In the recent case of Multi Time Machine, Inc. v. Amazon.com, the 9th Circuit Court of
Appeal reversed the District Court’s summary judgment in favor of online
retailer Amazon.com (“Amazon”) in a trademark infringement action brought by
Multi Time Machine, Inc. (“MTM”) under the Lanham Act. The Court held that a jury could find that
Amazon had created a likelihood of confusion under an “initial interest confusion”
theory by responding to search requests for MTM Special Ops watches by showing
MTM’s trademark three times above the search results, and displaying similar
watches manufactured by MTM’s competitors beneath.
Facts:
MTM manufactures, among other things, high-end, military-style
“MTM Special Ops” watches, and owns a registered trademark for “MTM SPECIAL
OPS.” Amazon.com, who claims to offer
the “Earth’s Biggest Selection of products,” does not carry MTM watches.

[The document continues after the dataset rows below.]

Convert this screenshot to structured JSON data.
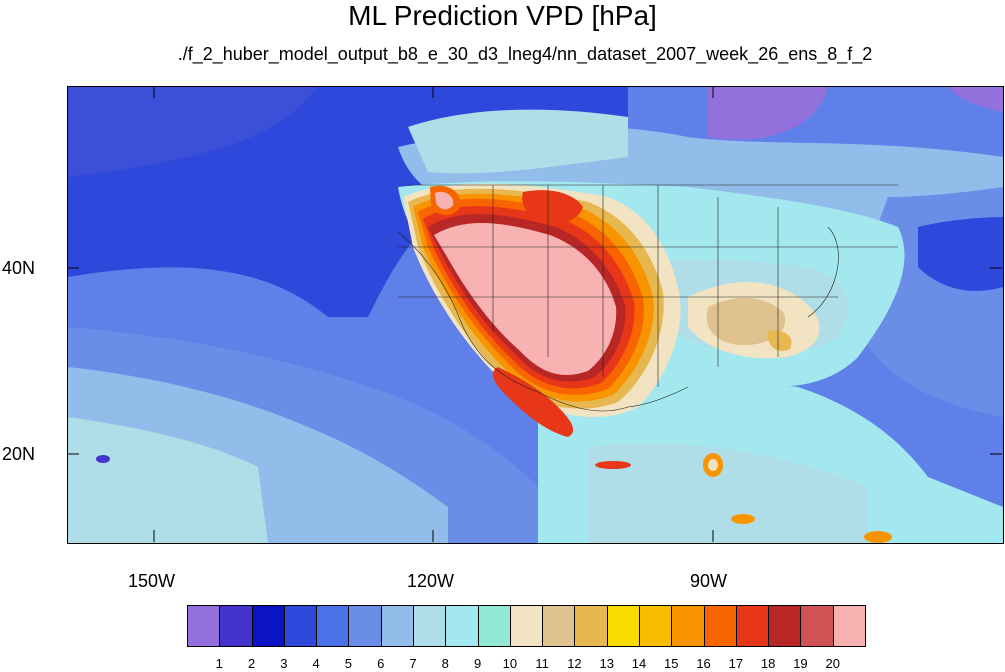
{
  "title": "ML Prediction VPD [hPa]",
  "subtitle": "./f_2_huber_model_output_b8_e_30_d3_lneg4/nn_dataset_2007_week_26_ens_8_f_2",
  "lat_labels": [
    "40N",
    "20N"
  ],
  "lon_labels": [
    "150W",
    "120W",
    "90W"
  ],
  "colorbar": {
    "labels": [
      "1",
      "2",
      "3",
      "4",
      "5",
      "6",
      "7",
      "8",
      "9",
      "10",
      "11",
      "12",
      "13",
      "14",
      "15",
      "16",
      "17",
      "18",
      "19",
      "20"
    ],
    "colors": [
      "#9370db",
      "#4433cc",
      "#0a14c4",
      "#2e48dc",
      "#4a72e8",
      "#6a8ee8",
      "#92bcea",
      "#b0dee8",
      "#a2e8ee",
      "#94e8d6",
      "#f2e4c2",
      "#e0c28e",
      "#e8b850",
      "#f8dc00",
      "#f8bc00",
      "#f89400",
      "#f86400",
      "#e83618",
      "#b82626",
      "#d05252",
      "#f8b2b2"
    ]
  },
  "map": {
    "region": "North Pacific and contiguous United States",
    "lat_range": [
      10,
      59
    ],
    "lon_range": [
      -160,
      -60
    ],
    "field": "VPD"
  }
}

In its complaint, MTM alleged that Amazon infringed its trademark
by responding to search requests on its website with a results page displaying the
“MTM SPECIAL OPS” trademark three times, above a display of aesthetically and
functionally similar watches manufactured by MTM competitors. Customers could not purchase watches from the
search results page, but had to click through to an Amazon “product detail”

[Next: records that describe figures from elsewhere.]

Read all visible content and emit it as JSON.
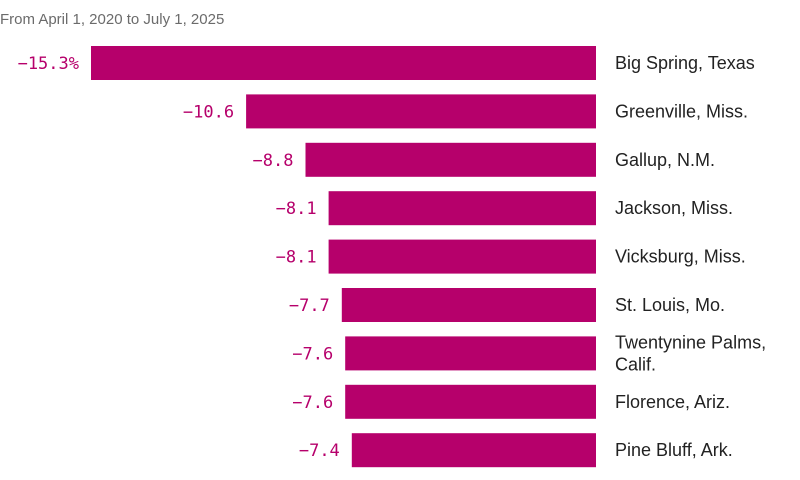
{
  "chart_data": {
    "type": "bar",
    "orientation": "horizontal",
    "subtitle": "From April 1, 2020 to July 1, 2025",
    "categories": [
      "Big Spring, Texas",
      "Greenville, Miss.",
      "Gallup, N.M.",
      "Jackson, Miss.",
      "Vicksburg, Miss.",
      "St. Louis, Mo.",
      "Twentynine Palms, Calif.",
      "Florence, Ariz.",
      "Pine Bluff, Ark."
    ],
    "category_lines": [
      [
        "Big Spring, Texas"
      ],
      [
        "Greenville, Miss."
      ],
      [
        "Gallup, N.M."
      ],
      [
        "Jackson, Miss."
      ],
      [
        "Vicksburg, Miss."
      ],
      [
        "St. Louis, Mo."
      ],
      [
        "Twentynine Palms,",
        "Calif."
      ],
      [
        "Florence, Ariz."
      ],
      [
        "Pine Bluff, Ark."
      ]
    ],
    "values": [
      -15.3,
      -10.6,
      -8.8,
      -8.1,
      -8.1,
      -7.7,
      -7.6,
      -7.6,
      -7.4
    ],
    "value_labels": [
      "−15.3%",
      "−10.6",
      "−8.8",
      "−8.1",
      "−8.1",
      "−7.7",
      "−7.6",
      "−7.6",
      "−7.4"
    ],
    "xlim": [
      -15.3,
      0
    ],
    "grid": false,
    "legend": "none",
    "colors": {
      "bar": "#b6006b",
      "value_label": "#b6006b",
      "category_label": "#222222",
      "subtitle": "#6b6b6b"
    }
  }
}
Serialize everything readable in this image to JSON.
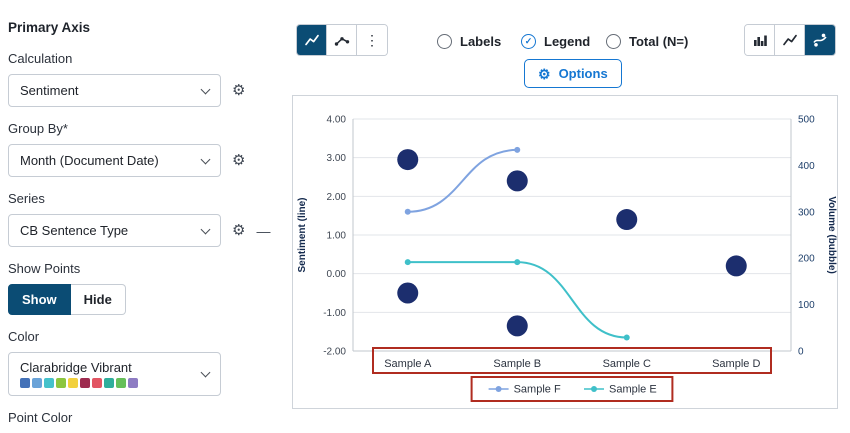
{
  "icons": {
    "gear": "⚙",
    "more_vertical": "⋮",
    "check": "✓",
    "remove": "—"
  },
  "panel": {
    "title": "Primary Axis",
    "calculation": {
      "label": "Calculation",
      "value": "Sentiment"
    },
    "group_by": {
      "label": "Group By*",
      "value": "Month (Document Date)"
    },
    "series": {
      "label": "Series",
      "value": "CB Sentence Type"
    },
    "show_points": {
      "label": "Show Points",
      "options": [
        "Show",
        "Hide"
      ],
      "selected": "Show"
    },
    "color": {
      "label": "Color",
      "value": "Clarabridge Vibrant",
      "swatches": [
        "#4472b8",
        "#6aa3d8",
        "#45c2cb",
        "#8cc63f",
        "#f2d13e",
        "#9e2b4f",
        "#e25563",
        "#2fae9b",
        "#66bf5a",
        "#8e7cc3"
      ]
    },
    "point_color": {
      "label": "Point Color"
    }
  },
  "toolbar": {
    "left_group": [
      {
        "name": "line-chart",
        "selected": true
      },
      {
        "name": "line-chart-with-points",
        "selected": false
      },
      {
        "name": "more-menu",
        "selected": false
      }
    ],
    "radios": [
      {
        "label": "Labels",
        "checked": false
      },
      {
        "label": "Legend",
        "checked": true
      },
      {
        "label": "Total (N=)",
        "checked": false
      }
    ],
    "options_button": "Options",
    "right_group": [
      {
        "name": "bar-chart",
        "selected": false
      },
      {
        "name": "line-chart",
        "selected": false
      },
      {
        "name": "combo-chart",
        "selected": true
      }
    ]
  },
  "colors": {
    "selected_navy": "#0b4c74",
    "accent_blue": "#1577d2",
    "annotation_red": "#b02c20"
  },
  "chart_data": {
    "type": "combo",
    "categories": [
      "Sample A",
      "Sample B",
      "Sample C",
      "Sample D"
    ],
    "left_axis": {
      "label": "Sentiment (line)",
      "min": -2,
      "max": 4,
      "ticks": [
        4,
        3,
        2,
        1,
        0,
        -1,
        -2
      ]
    },
    "right_axis": {
      "label": "Volume (bubble)",
      "min": 0,
      "max": 500,
      "ticks": [
        500,
        400,
        300,
        200,
        100,
        0
      ]
    },
    "series": [
      {
        "name": "Sample F",
        "type": "line",
        "color": "#7fa3e0",
        "points": [
          {
            "category": "Sample A",
            "value": 1.6
          },
          {
            "category": "Sample B",
            "value": 3.2
          }
        ]
      },
      {
        "name": "Sample E",
        "type": "line",
        "color": "#3fc0c9",
        "points": [
          {
            "category": "Sample A",
            "value": 0.3
          },
          {
            "category": "Sample B",
            "value": 0.3
          },
          {
            "category": "Sample C",
            "value": -1.65
          }
        ]
      }
    ],
    "bubbles": {
      "color": "#1c2e6e",
      "radius": 10.5,
      "points": [
        {
          "category": "Sample A",
          "value": 2.95
        },
        {
          "category": "Sample A",
          "value": -0.5
        },
        {
          "category": "Sample B",
          "value": 2.4
        },
        {
          "category": "Sample B",
          "value": -1.35
        },
        {
          "category": "Sample C",
          "value": 1.4
        },
        {
          "category": "Sample D",
          "value": 0.2
        }
      ]
    },
    "legend": [
      {
        "label": "Sample F",
        "color": "#7fa3e0"
      },
      {
        "label": "Sample E",
        "color": "#3fc0c9"
      }
    ],
    "legend_position": "bottom",
    "grid": true,
    "highlights": {
      "color": "#b02c20",
      "x_axis_labels": true,
      "legend": true
    }
  }
}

page. On the top of the product detail
page, the customer’s initial query “MTM Special Ops” still appeared in the
search field. Nothing on either of the
pages indicated that Amazon does not carry MTM products. However, the search results of the Amazon website
produces a list, with photographs, of several other brands of military-style
watches that Amazon does carry, specifically identified by their brand
names.
On Amazon’s motion, the District Court granted summary
judgement in favor of Amazon finding that the competitor’s itemized products
were clearly labeled and there was no evidence that Amazon users were likely to
be confused as to the sources of the competing goods.
9th Circuit Analysis:
Trademark infringement occurs when a defendant uses a mark
in commerce in a manner likely to cause confusion as to the source of goods or
services. A defendant can create a
likelihood of confusion, and thereby cause infringement, through a type of
confusion referred to as “initial interest confusion.” Initial interest confusion occurs where a
consumer is confused, not at the time of purchase, but earlier in the shopping
process, if the customer confusion creates initial interest in a competitor’s
product.
The 9th Circuit held that a jury could find that
Amazon had created a likelihood of confusion under the initial interest
confusion theory because users may be confused as to why they only received
search results showing the competitor’s products, and may wonder whether a
competitor has acquired MTM or is otherwise affiliated with or approved by
MTM. The issue is not whether a buyer
may purchase some brand other than MTM (mere diversion is not enough) but,
instead, whether Amazon’s use of the MTM mark would cause initial interest
confusion by attracting potential customers’ attention to buy infringing goods
because of MTM’s hard-won reputation.
“Even though his confusion may be dispelled before an actual sale
occurs, initial interest confusion impermissibly capitalizes on the goodwill
associated with a mark and is therefore actionable trademark infringement.’”
Conclusion:
While the 9th Circuit clearly states that it is
“by no means certain that MTM will be able to prove likelihood of confusion
under and initial interest theory,” there are genuine issues of material
fact. Consequently, the Court reversed
the judgment of the District Court, and remanded the action to the District
Court for further proceedings.
This Blogger’s Reflections:
In some respects, the 9th Circuit appears to be
stretching the bounds of what constitutes actionable infringement by finding a
genuine issue of fact regarding the likelihood of confusion when none appears to exist because MTM’s
competitor’s products were clearly labeled. It seems highly unlikely to this trademark
attorney that sophisticated consumers, making relatively expensive purchases,
would be confused as to the source of the competitor’s watches. If the consumer had doubts as to the source,
the sophisticated consumer would investigate further as to MTM’s status and affiliations,
or at minimum, search other sites for MTM watches.
On the other hand, and in contrast to Amazon’s competitor’s
Buy.com and Overstock.com who both clearly state that no search results match “MTM
Special Ops,” Amazon makes no clear representation, which caused the 9th
Circuit to focus on Amazon’s intent. Because it appears that Amazon is attempting
to capitalize on the goodwill associated with MTM’s trademark, to the detriment
of MTM and, perhaps, Amazon’s competitors, the end result reached by the 9th
Circuit (that the action against Amazo proceeds) may be the fair result. In any case,
MTM will no doubt have a difficult road ahead in attempting to prove consumer
confusion with their competitor's products clearly labeled as such.